Since Minister has written about Malaysia, I shall do so to albeit in a different vein.
The Malaysian Government will respond to wild and baseless allegations raised by bloggers in cyberspace.
When will it be Singapore's turn?
So far, politicians who blog have steered clear of this. Often, I see and read what things that appear in mainstream media replying to what I write online.
In fact, recently, a writer from The Straits Times had suggested the convergence of online media and mainstream media. This would allow a free flow of content between the two. I am unsure of the effectiveness of such a suggestion though.
Many young Singaporeans do not read the newspapers nor keep in touch on current affairs in Singapore. Is the answer to engage online?

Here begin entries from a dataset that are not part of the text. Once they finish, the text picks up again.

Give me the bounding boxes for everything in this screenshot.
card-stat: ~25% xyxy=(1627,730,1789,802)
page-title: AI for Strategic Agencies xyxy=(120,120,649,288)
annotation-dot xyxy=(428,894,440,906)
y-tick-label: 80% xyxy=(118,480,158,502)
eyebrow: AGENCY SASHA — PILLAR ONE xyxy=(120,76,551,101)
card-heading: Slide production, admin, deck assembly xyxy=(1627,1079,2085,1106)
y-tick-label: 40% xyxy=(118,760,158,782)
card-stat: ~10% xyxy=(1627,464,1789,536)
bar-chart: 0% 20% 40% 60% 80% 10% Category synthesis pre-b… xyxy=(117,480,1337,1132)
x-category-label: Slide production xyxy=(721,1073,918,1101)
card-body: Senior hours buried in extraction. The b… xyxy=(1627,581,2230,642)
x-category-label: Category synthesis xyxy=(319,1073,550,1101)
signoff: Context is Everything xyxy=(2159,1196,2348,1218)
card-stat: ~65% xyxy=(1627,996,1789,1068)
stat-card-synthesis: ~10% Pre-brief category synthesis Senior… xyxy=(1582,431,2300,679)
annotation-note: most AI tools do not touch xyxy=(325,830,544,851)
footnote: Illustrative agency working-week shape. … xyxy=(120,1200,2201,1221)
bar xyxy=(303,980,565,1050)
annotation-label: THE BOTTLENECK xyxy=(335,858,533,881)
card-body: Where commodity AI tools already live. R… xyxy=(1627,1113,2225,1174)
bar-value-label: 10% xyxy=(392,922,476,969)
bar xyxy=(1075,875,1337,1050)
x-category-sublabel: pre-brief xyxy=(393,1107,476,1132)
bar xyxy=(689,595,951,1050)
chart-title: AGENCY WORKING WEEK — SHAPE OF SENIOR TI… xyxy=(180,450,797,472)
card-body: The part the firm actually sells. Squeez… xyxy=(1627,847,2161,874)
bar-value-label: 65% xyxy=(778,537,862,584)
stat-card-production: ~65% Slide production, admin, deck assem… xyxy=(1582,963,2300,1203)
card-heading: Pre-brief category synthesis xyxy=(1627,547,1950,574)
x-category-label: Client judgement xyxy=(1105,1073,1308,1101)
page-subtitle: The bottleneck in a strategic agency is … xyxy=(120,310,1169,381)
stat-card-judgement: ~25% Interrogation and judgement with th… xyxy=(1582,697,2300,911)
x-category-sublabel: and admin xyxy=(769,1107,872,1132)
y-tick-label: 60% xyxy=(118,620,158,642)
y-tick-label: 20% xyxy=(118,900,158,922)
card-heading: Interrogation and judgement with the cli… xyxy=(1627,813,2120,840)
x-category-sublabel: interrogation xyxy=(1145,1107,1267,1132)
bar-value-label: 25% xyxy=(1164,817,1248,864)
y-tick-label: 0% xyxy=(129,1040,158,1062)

It is a plausible solution but to what extent it would work is still a big question mark.
Further, many laws that apply online and offline may deter bloggers from fully expressing their views. This is because of the invisible line that should not be crossed. Take for example the Malaysian blogger Raja Petra had crossed that line and was dealt with. In Singapore, one is well aware of the invisible out-of-bound markers that in place. I remember reading what Minister George Yeo had said about the invisible OB markers in the past - you would not know what things people might come up with and hence there are these OB markers in place. The presence of these OB markers are dangerous because anything that is mild may be construed as something intentional and damaging against the greater good of society.
Just like how the game is played in politics.
Recently, I went to view Matthew Ngui's work at the National Museum. I was invited for the opening by my colleagues. Matthew's work is about different points of view and has some political undertones on one's view on democracy. In some sense, it is about pluralism (where individuals have different points of views). I hope he was not trying to portray the rigidness and one-sided view of things.
He also talked about practicality and working within boundaries as opposed to breaking out of boundaries (which I think would be more creative). But at least he tries to do something within legal boundaries rather than stay silent.
And that is what I think may be lacking here. Let's try to push it bit by bit. Until we are finally told to stop.
This is sort of like the incrementalism ideology of public policy. But that is another thing altogether.